Abraham Lincoln in Reconstruction

Abraham Lincoln (1809–1865) was the 16th President of the United States during one of the most consequential periods in American history, the Civil War

Before being elected president, Lincoln served in the Illinois legislature and lost an election for the U.S. Senate to Stephen A. Douglas. Nevertheless, his fierce campaign earned him a nomination for the presidency. The first Republican president ever, Lincoln led the Union to victory in the Civil War and ended slavery in America. On April 14th, 1865, John Wilkes Booth assassinated President Lincoln at Ford's Theater in Washington, D.C., only days after the end of the Civil War.

In the Emancipation Proclamation of 1863, Lincoln made a brilliant political move by framing the abolition of slavery as a military necessity to the Union cause. The legalistic document only applied to parts of the South still in rebellion, but it forever re-defined the Civil War itself and the American perception of liberty. Lincoln subsequently pushed for the passage of the 13th Amendment outlawing slavery or involuntary servitude anywhere in the United States. 

Later that same year, he issued a Proclamation of Amnesty and Reconstruction, which came to be known as his 10 Percent Plan. Under its terms, any rebel state could form a Union government if a number equal to 10% of its white males who'd voted in 1860 took an oath of allegiance to the Constitution and the Union and received a presidential pardon. Those participating also had to swear their support for laws and proclamations that addressed emancipation. In effect, Lincoln claimed the right of the executive to direct the course of Reconstruction, but Republicans in Congress countered that this obligation belonged to the legislative branch. They proposed the more stringent Wade Davis Bill in 1864, which Lincoln pocket-vetoed. 

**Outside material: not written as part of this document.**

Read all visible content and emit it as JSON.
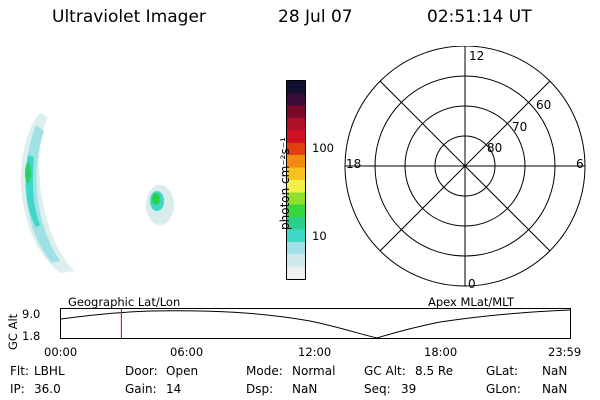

Two days after General Robert E. Lee surrendered at Appomattox in April 1865, Lincoln made a speech that included the tentative suggestion that literate Blacks and African-American Union veterans might be given the right to vote. According to some accounts, actor John Wilkes Booth heard the suggestion and declared, "That means n----r citizenship. [...] That is the last speech he'll ever make." Booth assassinated Lincoln three days later. Some historians have called it the first shot in the longer struggle for Black equality.